Siksaan verbal maupun fisik juga mereka rasakan di Polda Jatim, meski dengan intensitas yang lebih
rendah. Proses persidangan para tersangka yang penuh kejanggalan tidak membuat mereka terbebas
dari dakwaan. Mereka diputus bersalah dan divonis penjara oleh Pengadilan Negeri Surabaya dan
Pengadilan Tinggi Surabaya, kecuali Yudi Susanto yang dibebaskan hakim Pengadilan Tinggi
Surabaya. Jaksa Penuntut Umum yang menolak putusan bebas terhadap Yudi Susanto kemudian
mengajukan pemohonan kasasi ke MA, permohonan kasasi juga diajukan delapan terdakwa lainnya.
Ahli Forensik Bersaksi
Setelah delapan orang divonis, Abdul Mun’im Idries, dokter dari Instalasi Kedokteran
Kehakiman (IKK) Fakultas Kedokteran Universitas Indonesia turut ambil bagian sebagai saksi ahli.
Dalam persidangan dia memaparkan kejanggalan barang bukti, kesaksian, dan hasil visum.
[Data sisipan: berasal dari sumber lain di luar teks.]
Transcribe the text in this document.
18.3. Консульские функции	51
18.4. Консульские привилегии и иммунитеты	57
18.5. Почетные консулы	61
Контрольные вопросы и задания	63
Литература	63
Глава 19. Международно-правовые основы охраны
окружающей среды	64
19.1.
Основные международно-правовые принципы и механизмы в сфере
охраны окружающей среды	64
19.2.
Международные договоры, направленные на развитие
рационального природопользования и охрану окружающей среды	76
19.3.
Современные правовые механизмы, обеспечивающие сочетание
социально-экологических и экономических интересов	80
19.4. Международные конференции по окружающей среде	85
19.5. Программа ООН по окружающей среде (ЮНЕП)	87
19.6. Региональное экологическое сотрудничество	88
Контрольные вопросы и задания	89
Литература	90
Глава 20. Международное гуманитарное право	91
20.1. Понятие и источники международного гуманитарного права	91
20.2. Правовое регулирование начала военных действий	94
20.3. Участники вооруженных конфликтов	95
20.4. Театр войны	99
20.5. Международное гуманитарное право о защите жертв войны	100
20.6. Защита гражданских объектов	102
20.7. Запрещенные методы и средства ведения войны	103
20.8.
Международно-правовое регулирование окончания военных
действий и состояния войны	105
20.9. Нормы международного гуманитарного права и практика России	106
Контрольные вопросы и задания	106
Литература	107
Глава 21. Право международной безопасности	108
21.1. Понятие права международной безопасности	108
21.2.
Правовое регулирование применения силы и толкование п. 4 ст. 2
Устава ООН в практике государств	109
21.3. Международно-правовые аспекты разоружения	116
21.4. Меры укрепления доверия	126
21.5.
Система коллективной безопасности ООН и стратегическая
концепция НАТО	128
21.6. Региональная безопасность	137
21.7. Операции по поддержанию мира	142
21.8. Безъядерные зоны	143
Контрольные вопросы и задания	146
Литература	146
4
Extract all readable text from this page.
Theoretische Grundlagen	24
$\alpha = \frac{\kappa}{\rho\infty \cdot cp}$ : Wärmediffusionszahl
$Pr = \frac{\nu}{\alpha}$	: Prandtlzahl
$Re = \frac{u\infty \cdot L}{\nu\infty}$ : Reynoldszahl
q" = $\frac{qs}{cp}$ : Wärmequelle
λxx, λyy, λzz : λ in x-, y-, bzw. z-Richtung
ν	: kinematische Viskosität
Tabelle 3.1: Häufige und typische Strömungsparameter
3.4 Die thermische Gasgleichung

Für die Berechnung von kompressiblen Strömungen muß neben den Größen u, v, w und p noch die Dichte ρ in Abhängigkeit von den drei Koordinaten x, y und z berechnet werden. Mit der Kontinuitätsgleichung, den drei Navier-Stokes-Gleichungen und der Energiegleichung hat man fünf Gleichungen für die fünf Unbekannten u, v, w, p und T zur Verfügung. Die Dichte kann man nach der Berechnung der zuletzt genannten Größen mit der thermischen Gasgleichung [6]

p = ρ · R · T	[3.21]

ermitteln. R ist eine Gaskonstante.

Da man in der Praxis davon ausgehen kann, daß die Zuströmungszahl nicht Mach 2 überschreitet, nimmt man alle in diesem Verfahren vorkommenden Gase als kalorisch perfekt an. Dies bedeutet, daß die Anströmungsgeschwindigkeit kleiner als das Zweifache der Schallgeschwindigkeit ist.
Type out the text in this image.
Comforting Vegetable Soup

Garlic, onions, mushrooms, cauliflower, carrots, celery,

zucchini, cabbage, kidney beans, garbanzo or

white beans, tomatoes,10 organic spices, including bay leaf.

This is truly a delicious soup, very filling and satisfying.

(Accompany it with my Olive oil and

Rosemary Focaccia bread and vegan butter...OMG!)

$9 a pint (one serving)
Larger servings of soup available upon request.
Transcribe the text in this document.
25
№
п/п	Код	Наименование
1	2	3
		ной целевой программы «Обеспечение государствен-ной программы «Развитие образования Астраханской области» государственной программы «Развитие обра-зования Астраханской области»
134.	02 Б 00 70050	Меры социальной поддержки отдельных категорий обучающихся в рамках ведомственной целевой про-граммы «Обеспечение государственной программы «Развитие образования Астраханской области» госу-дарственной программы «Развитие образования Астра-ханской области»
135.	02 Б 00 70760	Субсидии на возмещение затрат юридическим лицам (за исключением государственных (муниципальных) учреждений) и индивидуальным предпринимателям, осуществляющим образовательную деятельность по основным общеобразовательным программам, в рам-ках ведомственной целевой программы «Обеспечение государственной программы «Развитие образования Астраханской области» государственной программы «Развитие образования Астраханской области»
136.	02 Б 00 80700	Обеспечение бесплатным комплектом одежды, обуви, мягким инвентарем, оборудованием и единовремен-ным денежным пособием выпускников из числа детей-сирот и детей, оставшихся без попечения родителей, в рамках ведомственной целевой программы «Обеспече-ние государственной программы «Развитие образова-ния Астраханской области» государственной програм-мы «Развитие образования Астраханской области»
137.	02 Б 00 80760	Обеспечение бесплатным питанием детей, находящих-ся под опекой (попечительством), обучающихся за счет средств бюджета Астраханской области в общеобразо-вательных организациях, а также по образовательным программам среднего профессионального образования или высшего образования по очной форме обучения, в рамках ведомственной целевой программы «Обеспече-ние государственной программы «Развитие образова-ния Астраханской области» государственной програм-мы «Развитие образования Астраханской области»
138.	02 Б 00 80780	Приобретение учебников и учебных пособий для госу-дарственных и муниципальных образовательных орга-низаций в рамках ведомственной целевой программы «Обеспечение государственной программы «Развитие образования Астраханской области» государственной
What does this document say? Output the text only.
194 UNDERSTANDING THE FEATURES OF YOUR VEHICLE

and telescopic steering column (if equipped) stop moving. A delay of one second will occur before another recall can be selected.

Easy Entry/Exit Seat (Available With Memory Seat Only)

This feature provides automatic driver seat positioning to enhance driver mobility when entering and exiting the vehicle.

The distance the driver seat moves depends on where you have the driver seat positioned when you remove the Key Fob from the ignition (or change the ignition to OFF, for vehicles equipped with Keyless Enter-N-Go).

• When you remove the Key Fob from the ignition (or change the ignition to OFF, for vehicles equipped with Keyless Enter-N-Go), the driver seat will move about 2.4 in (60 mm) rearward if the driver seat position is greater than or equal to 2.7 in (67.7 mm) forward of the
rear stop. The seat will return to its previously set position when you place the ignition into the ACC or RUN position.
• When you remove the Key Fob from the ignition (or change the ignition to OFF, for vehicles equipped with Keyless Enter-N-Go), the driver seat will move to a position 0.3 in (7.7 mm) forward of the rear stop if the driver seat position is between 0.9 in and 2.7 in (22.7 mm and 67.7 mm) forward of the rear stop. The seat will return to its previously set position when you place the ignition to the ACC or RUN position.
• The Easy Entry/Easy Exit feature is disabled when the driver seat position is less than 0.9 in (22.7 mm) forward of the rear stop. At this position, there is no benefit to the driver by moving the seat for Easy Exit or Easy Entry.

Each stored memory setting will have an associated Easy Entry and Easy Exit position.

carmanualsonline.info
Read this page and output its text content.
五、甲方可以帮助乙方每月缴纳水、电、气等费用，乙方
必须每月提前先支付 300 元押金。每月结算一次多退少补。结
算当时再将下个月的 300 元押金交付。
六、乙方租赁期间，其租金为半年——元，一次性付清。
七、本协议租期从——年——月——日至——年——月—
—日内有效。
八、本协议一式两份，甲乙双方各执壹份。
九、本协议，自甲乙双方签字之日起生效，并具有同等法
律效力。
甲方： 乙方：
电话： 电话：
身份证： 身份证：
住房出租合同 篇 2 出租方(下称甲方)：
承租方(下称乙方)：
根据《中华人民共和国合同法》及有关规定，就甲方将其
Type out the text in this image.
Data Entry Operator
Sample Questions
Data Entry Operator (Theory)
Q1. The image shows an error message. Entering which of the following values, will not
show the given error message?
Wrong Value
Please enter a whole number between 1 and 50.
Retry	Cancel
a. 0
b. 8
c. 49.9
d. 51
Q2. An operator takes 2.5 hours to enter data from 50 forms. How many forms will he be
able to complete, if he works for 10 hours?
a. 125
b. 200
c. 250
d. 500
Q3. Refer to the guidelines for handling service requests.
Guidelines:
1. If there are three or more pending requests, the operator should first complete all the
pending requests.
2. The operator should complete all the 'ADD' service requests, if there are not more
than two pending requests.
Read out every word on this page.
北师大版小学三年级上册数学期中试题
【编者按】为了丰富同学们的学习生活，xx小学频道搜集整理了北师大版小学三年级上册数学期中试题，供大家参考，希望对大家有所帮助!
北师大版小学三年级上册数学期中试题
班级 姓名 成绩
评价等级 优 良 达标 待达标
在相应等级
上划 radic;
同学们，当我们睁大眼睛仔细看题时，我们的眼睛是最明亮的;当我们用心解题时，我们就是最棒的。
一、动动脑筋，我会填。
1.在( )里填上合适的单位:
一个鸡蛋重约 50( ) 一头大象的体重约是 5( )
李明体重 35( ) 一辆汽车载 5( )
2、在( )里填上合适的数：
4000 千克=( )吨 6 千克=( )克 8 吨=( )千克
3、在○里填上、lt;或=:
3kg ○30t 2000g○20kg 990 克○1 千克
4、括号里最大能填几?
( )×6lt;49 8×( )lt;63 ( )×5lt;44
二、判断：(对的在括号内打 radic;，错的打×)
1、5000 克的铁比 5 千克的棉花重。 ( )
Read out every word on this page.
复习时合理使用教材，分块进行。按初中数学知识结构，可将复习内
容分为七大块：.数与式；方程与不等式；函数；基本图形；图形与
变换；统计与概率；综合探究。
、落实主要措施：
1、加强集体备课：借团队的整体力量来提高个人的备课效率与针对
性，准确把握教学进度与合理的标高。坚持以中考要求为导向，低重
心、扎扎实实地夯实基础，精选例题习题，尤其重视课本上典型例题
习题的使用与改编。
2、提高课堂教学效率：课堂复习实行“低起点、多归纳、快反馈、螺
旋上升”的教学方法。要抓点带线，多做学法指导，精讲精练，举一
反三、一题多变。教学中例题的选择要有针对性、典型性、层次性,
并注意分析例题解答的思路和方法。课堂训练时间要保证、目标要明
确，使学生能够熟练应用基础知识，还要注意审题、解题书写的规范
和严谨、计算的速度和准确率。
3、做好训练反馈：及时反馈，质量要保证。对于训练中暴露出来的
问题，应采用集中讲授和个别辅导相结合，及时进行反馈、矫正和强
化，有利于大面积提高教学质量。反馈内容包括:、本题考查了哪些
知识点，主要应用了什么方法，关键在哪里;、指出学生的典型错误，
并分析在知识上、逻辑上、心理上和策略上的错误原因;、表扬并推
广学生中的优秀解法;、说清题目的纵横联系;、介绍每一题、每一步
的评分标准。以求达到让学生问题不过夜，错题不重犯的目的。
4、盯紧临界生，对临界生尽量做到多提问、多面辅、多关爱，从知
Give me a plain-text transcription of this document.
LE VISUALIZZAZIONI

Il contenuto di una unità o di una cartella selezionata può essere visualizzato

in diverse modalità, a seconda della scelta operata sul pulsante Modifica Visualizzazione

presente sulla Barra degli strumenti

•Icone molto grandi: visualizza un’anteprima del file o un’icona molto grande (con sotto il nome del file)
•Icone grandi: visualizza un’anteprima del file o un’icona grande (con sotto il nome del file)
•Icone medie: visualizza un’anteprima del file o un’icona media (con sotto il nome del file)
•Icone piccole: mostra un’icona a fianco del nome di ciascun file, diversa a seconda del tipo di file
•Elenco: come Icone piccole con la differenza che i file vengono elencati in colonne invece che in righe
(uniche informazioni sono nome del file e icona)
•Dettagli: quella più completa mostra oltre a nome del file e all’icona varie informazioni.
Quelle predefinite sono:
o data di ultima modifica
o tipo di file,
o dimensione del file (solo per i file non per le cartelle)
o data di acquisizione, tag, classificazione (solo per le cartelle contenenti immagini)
Menurutnya, visum pertama tak sesuai standar pemeriksaan jenazah karena hanya bersifat parsial.
Dalam bukunya bertajuk Indonesia X-Files (2013), Idries mengungkapkan bahwa barang
bukti proses peradilan berupa balok janggal. Ukuran balok yang digunakan menyodok bagian genital
tubuh Marsinah tak sesuai dengan besar luka pada korban yakni 3 sentimeter. Menurutnya, satu luka
pada bagian kelamin Marsinah tak sesuai dengan jumlah terduga pelaku yang berjumlah tiga orang.
Pada 3 Mei 1995, Mahkamah Agung (MA) memvonis bahwa sembilan terdakwa tak terbukti
melakukan perencanaan dan membunuh Marsinah. Hal itu tercatat dalam penelitian Iyut Qurniasari
dan I.G. Krisnadi yang termuat di Jurnal Publika Budaya Universitas Jember berjudul "Konspirasi
Politik dalam Kematian Marsinah di Porong Sidoarjo Tahun 1993-1995". Sembilan terdakwa
dibebaskan, tapi siapa pembunuh Marsinah hingga kini tak pernah diungkap pengadilan.
“Persidangan dimaksudkan untuk mengaburkan militer tanggung jawab atas pembunuhan itu,” tulis
Amnesty Internasional dalam laporannya, Indonesia: Kekuasaan dan Impunitas: Hak Asasi Manusia
di bawah Orde Baru. Trimoelja D Soerjadi, pengacara Marsinah, menuturkan, semua terdakwa secara
bengis disiksa dan dianiaya. Intervensi militer itu adalah “Pengalaman yang getir, menyakitkan dan
paling mengerikan serta menakutkan,” kata Soerjadi saat menerima Yap Thiam Hien Award untuk
Marsinah di Jakarta pada 10 Desember 1994.